LANGKATTERKINI.COM – Ketua YLBHI, Muhammad Isnur, mengkritik keberadaan Undang-undang Polri yang menurutnya dibuat tergesa-gesa dan patut dipertanyakan karena dibentuk melalui Baleg bukan Komisi III selaku rekan kerja Polri.
“Mengapa lewat Baleg? Mengapa dilewatkan prosedur standar Prakarsa Pemerintah? Dan melewati seluruh rangkaian standar RUU yang baik?” kata Isnur dalam acara Dengar Pendapat Publik RUU Perubahan UU Kepolisian Republik Indonesia pada Kamis, 11 Juli 2024, di Hotel Borobudur, Jakarta Pusat.
Secara substansi, Isnur menyoroti 13 masalah dalam proses revisi Undang-undang Polri. Salah satunya adalah mengenai batas usia pensiun menjadi 60-62 tahun bagi anggota Polri dan 65 tahun bagi pejabat fungsional Polri yang tidak memiliki dasar dan urgensi yang jelas. Dinaikkannya usia pensiun dikhawatirkan berpengaruh pada proses regenerasi dalam internal Kepolisian.
“Usulan kebijakan ini tidak menyelesaikan masalah penumpukan jumlah perwira tinggi dan menengah dalam internal Polri. Untuk mengatasi masalah tersebut, perlu dilakukan evaluasi secara menyeluruh terhadap proses rekrutmen dan kaderisasi dalam internal Kepolisian,” katanya.
Isnur memberikan rekomendasi agar presiden menarik Surpres terkait RUU Polri dan menghentikan pembahasan tentang RUU Polri khusus rancangan usul inisiatif Badan Legislasi DPR saat ini.

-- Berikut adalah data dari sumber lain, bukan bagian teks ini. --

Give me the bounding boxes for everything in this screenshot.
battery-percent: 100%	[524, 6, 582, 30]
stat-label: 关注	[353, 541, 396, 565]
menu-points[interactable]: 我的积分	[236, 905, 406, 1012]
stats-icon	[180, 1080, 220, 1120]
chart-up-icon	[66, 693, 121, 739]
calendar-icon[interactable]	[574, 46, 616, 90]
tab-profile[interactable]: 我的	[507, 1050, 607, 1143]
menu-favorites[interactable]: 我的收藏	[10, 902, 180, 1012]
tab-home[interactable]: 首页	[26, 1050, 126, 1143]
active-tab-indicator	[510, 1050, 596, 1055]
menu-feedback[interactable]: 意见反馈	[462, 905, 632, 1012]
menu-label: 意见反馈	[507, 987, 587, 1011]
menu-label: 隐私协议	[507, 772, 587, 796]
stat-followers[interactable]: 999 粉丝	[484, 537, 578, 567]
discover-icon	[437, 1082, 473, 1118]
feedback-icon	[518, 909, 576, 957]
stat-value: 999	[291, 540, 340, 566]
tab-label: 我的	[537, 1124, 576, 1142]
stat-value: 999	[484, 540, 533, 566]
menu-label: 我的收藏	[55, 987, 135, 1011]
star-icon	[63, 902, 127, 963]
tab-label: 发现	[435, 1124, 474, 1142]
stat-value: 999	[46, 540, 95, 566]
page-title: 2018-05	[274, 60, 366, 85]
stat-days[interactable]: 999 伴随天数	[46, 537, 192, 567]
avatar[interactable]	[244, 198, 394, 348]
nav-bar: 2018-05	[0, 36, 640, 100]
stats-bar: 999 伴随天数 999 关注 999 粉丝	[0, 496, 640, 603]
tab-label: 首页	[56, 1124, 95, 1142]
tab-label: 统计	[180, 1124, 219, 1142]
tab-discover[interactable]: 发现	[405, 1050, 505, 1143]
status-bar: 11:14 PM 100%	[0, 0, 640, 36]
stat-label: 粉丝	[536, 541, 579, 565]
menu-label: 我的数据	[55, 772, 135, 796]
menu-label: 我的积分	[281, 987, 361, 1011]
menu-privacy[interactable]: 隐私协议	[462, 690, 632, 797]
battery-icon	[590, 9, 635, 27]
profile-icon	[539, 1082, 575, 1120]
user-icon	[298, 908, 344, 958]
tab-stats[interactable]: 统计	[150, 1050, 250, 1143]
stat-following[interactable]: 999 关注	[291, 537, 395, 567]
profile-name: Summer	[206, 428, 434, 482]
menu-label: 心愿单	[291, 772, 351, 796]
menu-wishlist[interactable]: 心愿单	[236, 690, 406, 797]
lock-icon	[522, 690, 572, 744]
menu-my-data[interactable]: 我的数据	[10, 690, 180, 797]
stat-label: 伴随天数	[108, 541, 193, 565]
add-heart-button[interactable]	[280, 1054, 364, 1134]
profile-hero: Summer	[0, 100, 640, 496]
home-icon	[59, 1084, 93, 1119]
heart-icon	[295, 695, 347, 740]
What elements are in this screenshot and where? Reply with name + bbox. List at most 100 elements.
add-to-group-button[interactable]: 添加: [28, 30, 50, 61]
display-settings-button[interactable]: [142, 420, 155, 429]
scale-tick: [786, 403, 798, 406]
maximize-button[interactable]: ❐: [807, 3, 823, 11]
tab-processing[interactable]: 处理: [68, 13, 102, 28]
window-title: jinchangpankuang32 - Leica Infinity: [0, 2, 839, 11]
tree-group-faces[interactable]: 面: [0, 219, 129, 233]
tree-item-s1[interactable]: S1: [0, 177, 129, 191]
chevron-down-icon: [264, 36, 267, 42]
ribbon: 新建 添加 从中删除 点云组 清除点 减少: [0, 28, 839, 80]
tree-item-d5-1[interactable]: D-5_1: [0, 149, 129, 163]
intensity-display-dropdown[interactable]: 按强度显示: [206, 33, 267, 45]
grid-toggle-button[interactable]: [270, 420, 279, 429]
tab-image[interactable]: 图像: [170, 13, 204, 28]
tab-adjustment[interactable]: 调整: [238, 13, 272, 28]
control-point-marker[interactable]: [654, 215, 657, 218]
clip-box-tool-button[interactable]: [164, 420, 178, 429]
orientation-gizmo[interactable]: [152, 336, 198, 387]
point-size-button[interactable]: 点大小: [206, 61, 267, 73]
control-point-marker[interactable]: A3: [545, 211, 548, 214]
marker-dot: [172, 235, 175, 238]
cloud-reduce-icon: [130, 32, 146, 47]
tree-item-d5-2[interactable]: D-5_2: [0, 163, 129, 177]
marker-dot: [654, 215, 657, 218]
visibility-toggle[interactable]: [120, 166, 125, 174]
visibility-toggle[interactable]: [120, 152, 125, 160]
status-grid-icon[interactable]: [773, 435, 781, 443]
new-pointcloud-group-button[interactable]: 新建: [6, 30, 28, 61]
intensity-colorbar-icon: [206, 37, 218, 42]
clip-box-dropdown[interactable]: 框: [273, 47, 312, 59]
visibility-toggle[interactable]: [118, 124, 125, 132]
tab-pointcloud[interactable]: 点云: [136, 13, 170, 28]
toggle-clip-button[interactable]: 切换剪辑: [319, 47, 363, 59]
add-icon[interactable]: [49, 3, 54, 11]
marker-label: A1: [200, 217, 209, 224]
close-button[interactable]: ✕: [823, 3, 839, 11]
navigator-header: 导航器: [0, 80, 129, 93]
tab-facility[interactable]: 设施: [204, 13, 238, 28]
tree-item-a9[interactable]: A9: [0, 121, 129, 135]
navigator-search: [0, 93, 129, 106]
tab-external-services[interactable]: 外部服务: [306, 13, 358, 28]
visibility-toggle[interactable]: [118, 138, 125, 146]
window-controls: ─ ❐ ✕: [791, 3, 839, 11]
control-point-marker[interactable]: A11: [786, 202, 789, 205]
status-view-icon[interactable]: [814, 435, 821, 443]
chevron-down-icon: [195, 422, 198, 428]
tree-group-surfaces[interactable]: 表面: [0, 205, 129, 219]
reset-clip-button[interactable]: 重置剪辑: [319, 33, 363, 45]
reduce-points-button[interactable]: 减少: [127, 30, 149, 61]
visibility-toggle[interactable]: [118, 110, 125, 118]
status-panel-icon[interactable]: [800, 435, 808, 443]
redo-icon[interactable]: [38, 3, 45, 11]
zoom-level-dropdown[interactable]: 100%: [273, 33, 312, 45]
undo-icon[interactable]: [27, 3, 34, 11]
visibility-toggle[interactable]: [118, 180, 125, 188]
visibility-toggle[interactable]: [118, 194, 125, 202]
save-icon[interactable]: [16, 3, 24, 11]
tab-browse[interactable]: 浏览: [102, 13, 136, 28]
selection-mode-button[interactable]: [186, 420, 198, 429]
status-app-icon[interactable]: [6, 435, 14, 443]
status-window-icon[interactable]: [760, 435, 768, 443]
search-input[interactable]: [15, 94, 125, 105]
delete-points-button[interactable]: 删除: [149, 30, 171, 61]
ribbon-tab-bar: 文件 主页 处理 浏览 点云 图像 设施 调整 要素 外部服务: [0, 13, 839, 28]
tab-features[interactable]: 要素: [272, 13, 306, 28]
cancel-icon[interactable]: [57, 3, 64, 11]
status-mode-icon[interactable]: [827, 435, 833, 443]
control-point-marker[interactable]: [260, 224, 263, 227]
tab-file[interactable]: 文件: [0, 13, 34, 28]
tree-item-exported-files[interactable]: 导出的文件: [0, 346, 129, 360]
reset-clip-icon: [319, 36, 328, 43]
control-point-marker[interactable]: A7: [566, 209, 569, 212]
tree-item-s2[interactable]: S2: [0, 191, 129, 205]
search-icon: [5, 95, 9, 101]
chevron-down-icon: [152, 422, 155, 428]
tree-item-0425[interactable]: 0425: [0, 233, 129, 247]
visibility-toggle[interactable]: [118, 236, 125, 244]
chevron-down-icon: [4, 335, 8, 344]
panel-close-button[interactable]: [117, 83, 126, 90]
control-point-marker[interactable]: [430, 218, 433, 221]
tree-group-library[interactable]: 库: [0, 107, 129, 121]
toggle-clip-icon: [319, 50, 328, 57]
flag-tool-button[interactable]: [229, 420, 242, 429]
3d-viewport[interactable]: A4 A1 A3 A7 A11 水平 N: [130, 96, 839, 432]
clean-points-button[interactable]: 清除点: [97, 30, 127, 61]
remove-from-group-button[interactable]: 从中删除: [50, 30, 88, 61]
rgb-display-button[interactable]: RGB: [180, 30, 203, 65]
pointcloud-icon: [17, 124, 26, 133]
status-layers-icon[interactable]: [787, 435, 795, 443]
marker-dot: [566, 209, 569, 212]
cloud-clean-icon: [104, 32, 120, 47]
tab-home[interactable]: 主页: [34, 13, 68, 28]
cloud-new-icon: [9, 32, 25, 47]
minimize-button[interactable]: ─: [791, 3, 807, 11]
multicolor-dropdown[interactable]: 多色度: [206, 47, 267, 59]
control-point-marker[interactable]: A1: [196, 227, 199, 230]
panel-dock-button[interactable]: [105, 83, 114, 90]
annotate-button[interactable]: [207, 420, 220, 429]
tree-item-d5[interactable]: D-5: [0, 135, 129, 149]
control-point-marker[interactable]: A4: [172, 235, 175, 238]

“Presiden dan DPR RI harus memprioritaskan perbaikan-perbaikan krusial dan fundamental yang selama ini menjadi permasalahan Polri sebagai bagian dari ikhtiar reformasi kepolisian, yakni persoalan luasnya kewenangan serta transparansi dan akuntabilitas pengawasan terhadap kewenangan kepolisian,” ungkapnya.
Selain catatan kepada RUU Polri, Kepala Divisi Hukum KontraS, Andi Muhammad Rezaldy, juga memberikan catatan kepada RUU TNI. Andi menemukan perubahan pasal yang bertentangan dengan nilai-nilai demokrasi dan menjauhkan institusi TNI dari reformasi institusional.
Dia menyoroti perubahan pada Pasal 47 Ayat 2 yang membolehkan prajurit aktif menduduki jabatan sipil karena ada penambahan frasa “serta kementerian/lembaga lain yang membutuhkan tenaga dan keahlian prajurit”.
Andi juga mengkritik penambahan frasa pada Pasal 53 Ayat 2 yang memperpanjang usia pensiun prajurit hingga 65 tahun apabila menduduki jabatan fungsional.
“Selain itu, terdapat langkah yang terburu-buru dan cenderung memaksakan pembahasan serta pengesahan dari DPR RI tanpa melibatkan partisipasi publik yang bermakna,” kata Andi.
Menanggapi kritikan tersebut, Menkopolhukam Hadi Tjahjanto, menyampaikan bahwa pihaknya membutuhkan setiap saran dan kritik dari organisasi masyarakat sipil. Dia menyadari banyaknya pihak yang mengkritik kedua RUU tersebut.
“Saya menekankan, bahwa pemerintah tidak hanya sekadar melakukan pemenuhan terhadap persyaratan formil pembentukan UU saja. Namun juga yang paling penting adalah mendorong dan memastikan substansi materi muatan RUU TNI dan RUU Polri mampu menjawab kebutuhan masyarakat dengan mengoptimalkan fungsi TNI dan Polri,” kata Hadi Tjahjanto.(red/tirto)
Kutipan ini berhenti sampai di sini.